Things about Xerces, Xalan and Saxon I didn't know (II)

I said in the previous post that Xalan and Xerces sometimes look like magic. So what are they and why are so complicated?.

  • Xerces is a Java library that helps parsing, validating and managing XML documents. You can parse XML documents in different ways. You can transform into a memory structure, building a big object, or you can even parse only the elements you need. There’s a whole array of ways to manage XML documents and schemas, and Xerces helps with them.

  • Xalan is a Java library that helps transforming (XSLT 1.0) and querying (XPATH 1.0) XML documents.

If you’ve reached this point you’ll be asking why the buzz about Xerces and Xalan. There are four things that make Xerces and Xalan special:

  • Java application servers usually manage their configuration with XML and they need some version of a parser.

  • Because of that, Xerces is probably one of more forked projects in the history. Every little server that worth its bucks have its own version of Xerces. Yes, you have one official version of Xerces. But your own server maybe has it own. And probably instead of org.apache.xerces.jaxp.DocumentBuilderFactoryImpl, they will have called something like com.sun.apache.xerces.jaxp.DocumentBuilderFactoryImpl.

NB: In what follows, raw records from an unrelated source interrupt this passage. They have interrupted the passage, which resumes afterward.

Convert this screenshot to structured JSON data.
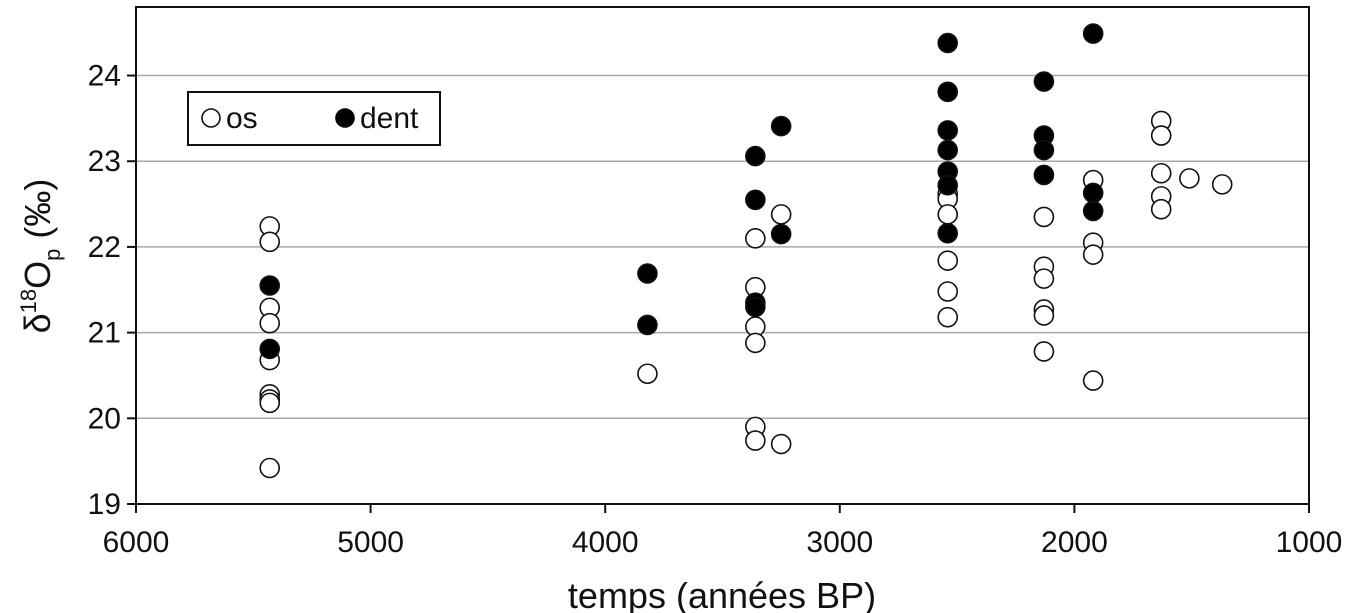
{
  "chart_data": {
    "type": "scatter",
    "xlabel": "temps (années BP)",
    "ylabel_parts": [
      "δ",
      "18",
      "O",
      "p",
      " (‰)"
    ],
    "xlim": [
      6000,
      1000
    ],
    "ylim": [
      19,
      24.8
    ],
    "x_reversed": true,
    "x_ticks": [
      6000,
      5000,
      4000,
      3000,
      2000,
      1000
    ],
    "y_ticks": [
      19,
      20,
      21,
      22,
      23,
      24
    ],
    "grid": "horizontal",
    "legend": "top-left",
    "legend_entries": [
      "os",
      "dent"
    ],
    "series": [
      {
        "name": "os",
        "marker": "open-circle",
        "points": [
          [
            5430,
            22.24
          ],
          [
            5430,
            22.06
          ],
          [
            5430,
            21.29
          ],
          [
            5430,
            21.11
          ],
          [
            5430,
            20.68
          ],
          [
            5430,
            20.28
          ],
          [
            5430,
            20.22
          ],
          [
            5430,
            20.18
          ],
          [
            5430,
            19.42
          ],
          [
            3820,
            20.52
          ],
          [
            3360,
            22.1
          ],
          [
            3360,
            21.53
          ],
          [
            3360,
            21.07
          ],
          [
            3360,
            20.88
          ],
          [
            3360,
            19.9
          ],
          [
            3360,
            19.74
          ],
          [
            3250,
            22.38
          ],
          [
            3250,
            19.7
          ],
          [
            2540,
            22.62
          ],
          [
            2540,
            22.56
          ],
          [
            2540,
            22.38
          ],
          [
            2540,
            21.84
          ],
          [
            2540,
            21.48
          ],
          [
            2540,
            21.18
          ],
          [
            2130,
            22.35
          ],
          [
            2130,
            21.77
          ],
          [
            2130,
            21.63
          ],
          [
            2130,
            21.27
          ],
          [
            2130,
            21.2
          ],
          [
            2130,
            20.78
          ],
          [
            1920,
            22.78
          ],
          [
            1920,
            22.05
          ],
          [
            1920,
            21.91
          ],
          [
            1920,
            20.44
          ],
          [
            1630,
            23.47
          ],
          [
            1630,
            23.3
          ],
          [
            1630,
            22.86
          ],
          [
            1630,
            22.59
          ],
          [
            1630,
            22.44
          ],
          [
            1510,
            22.8
          ],
          [
            1370,
            22.73
          ]
        ]
      },
      {
        "name": "dent",
        "marker": "filled-circle",
        "points": [
          [
            5430,
            21.55
          ],
          [
            5430,
            20.81
          ],
          [
            3820,
            21.69
          ],
          [
            3820,
            21.09
          ],
          [
            3360,
            23.06
          ],
          [
            3360,
            22.55
          ],
          [
            3360,
            21.35
          ],
          [
            3360,
            21.3
          ],
          [
            3250,
            23.41
          ],
          [
            3250,
            22.15
          ],
          [
            2540,
            24.38
          ],
          [
            2540,
            23.81
          ],
          [
            2540,
            23.36
          ],
          [
            2540,
            23.13
          ],
          [
            2540,
            22.88
          ],
          [
            2540,
            22.72
          ],
          [
            2540,
            22.16
          ],
          [
            2130,
            23.93
          ],
          [
            2130,
            23.3
          ],
          [
            2130,
            23.13
          ],
          [
            2130,
            22.84
          ],
          [
            1920,
            24.49
          ],
          [
            1920,
            22.63
          ],
          [
            1920,
            22.42
          ]
        ]
      }
    ]
  }
}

  • Even if your server doesn’t use its own version of Xerces, chances are high that it will be using classes of type javax.xml.parsers.DocumentBuilderFactory or javax.xml.parsers.SAXParserFactory to parse xml documents. To get an instance of these classes you’ll use a design pattern called factory that will give you a specific implementation of the class. And the specific implementation you’ll get depends on… a system property.

  • If you need to parse an XML document, you’ll have to use those classes too. And if for whatever reason you don’t like the specific implementation your server (or even somebody in your own project) is using, then you’re basically screwed. Because you’ll use something that appears in 80% of the articles about the topic: System.setProperty.